I waved him goodbye and was joined by Nate. He lead us back to our street in Port de Sel.
“Of course, popular Miss Misha Procella and popular Poet are drawn to each other by their popular DNA,” Nate teased, “Next time you want to do romantic stuff together, maybe just don’t bother saving me.”
“We just met! Besides, DNA does not control who you’re attracted to. At least, I don’t think so,” I defended, “And what about you, huh? I’ve-”
“I admire her strange beauty but I’m not in love with her,” he said and I didn’t want to doubt him on that.
That night, I lied to my grandmother on how Nate and I spent our day. I lied to her about meeting Poet. I lied to her about the mermaid and the new information I knew. I just lied into bed and wanted to stop lying.
Then, I couldn’t stop thinking about my reflections. I couldn’t stop thinking about who I was. I couldn’t stop thinking about how even my body changes naturally. I could never be the same person as I was the previous second. I had a feeling of loss for who I once was as if I had any clue. Everything about me was constantly changing if not with my body then with my words and interactions. All of that composed me. All of that was trying to shape me.

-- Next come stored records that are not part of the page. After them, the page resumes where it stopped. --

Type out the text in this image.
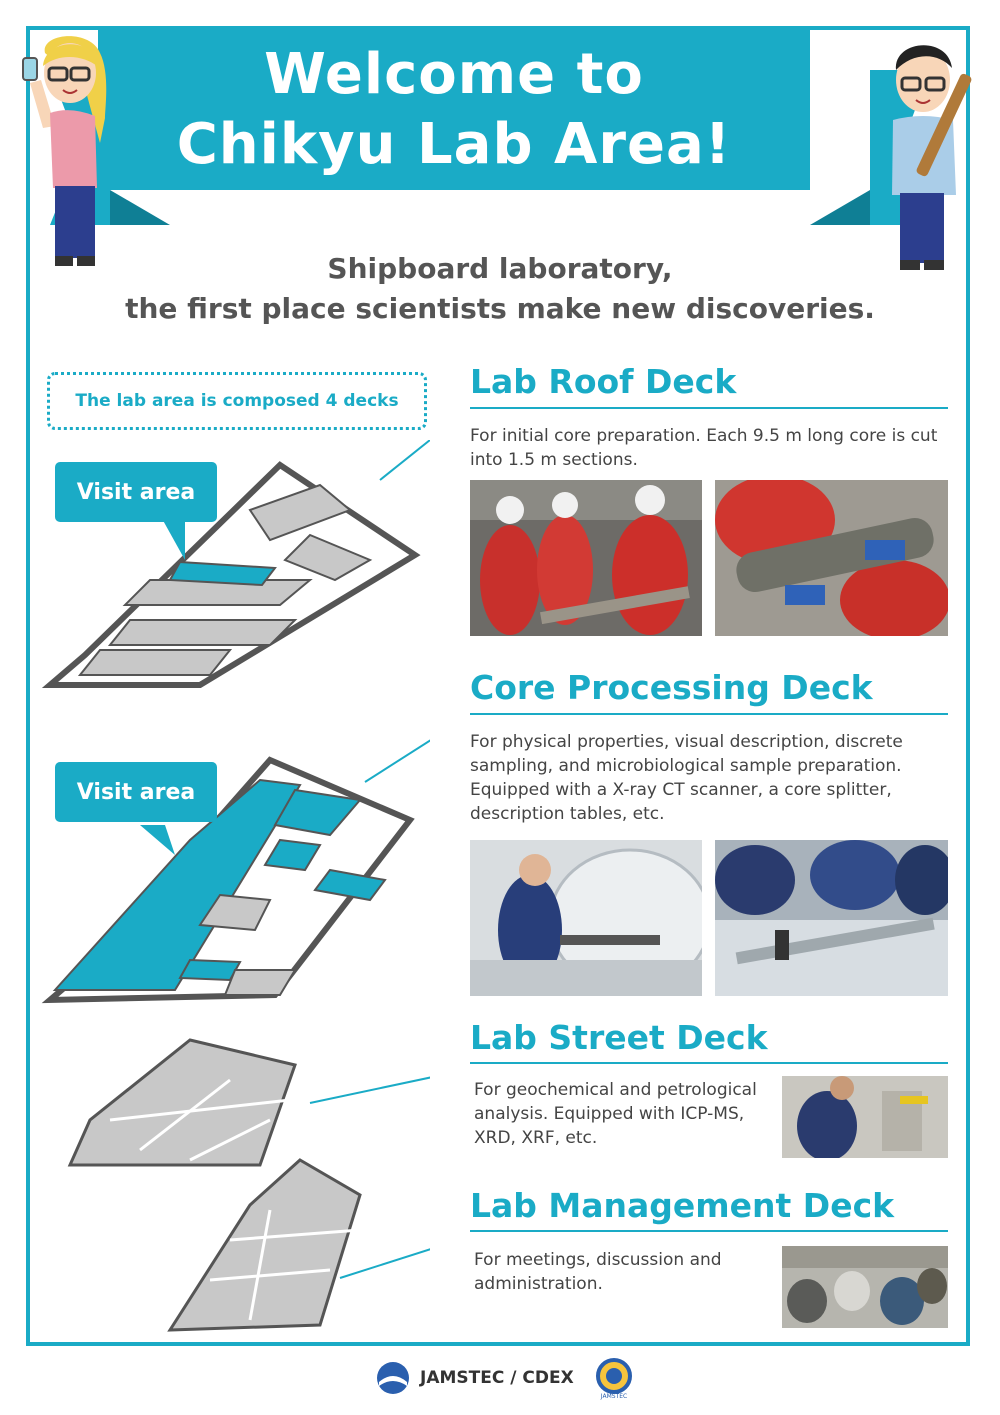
Welcome to
Chikyu Lab Area!
Shipboard laboratory,
the first place scientists make new discoveries.
The lab area is composed 4 decks
Visit area
Visit area
Lab Roof Deck
For initial core preparation. Each 9.5 m long core is cut into 1.5 m sections.
Core Processing Deck
For physical properties, visual description, discrete sampling, and microbiological sample preparation. Equipped with a X-ray CT scanner, a core splitter, description tables, etc.
Lab Street Deck
For geochemical and petrological analysis. Equipped with ICP-MS, XRD, XRF, etc.
Lab Management Deck
For meetings, discussion and administration.
JAMSTEC / CDEX
JAMSTEC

I still felt all over the place like someone tipped me over and I was scared of someone stepping into an ocean of my most negative qualities: stubborn, a coward, and plenty more.
I was scared of becoming because I didn’t know who I was becoming. All I knew was that I felt safe when my grandmother described me to her friends over the phone and safe that Nate wasn’t complaining about my shape. Even Poet liked the shape of me and maybe everything inside it too.
Will I ever know my shape? Is it a good one? Do I even have one or will I be constantly morphing?
And then I thought about what Nate asked earlier. If the ocean is constantly changing, how is it still an ocean? If I’m constantly changing, what makes me, me?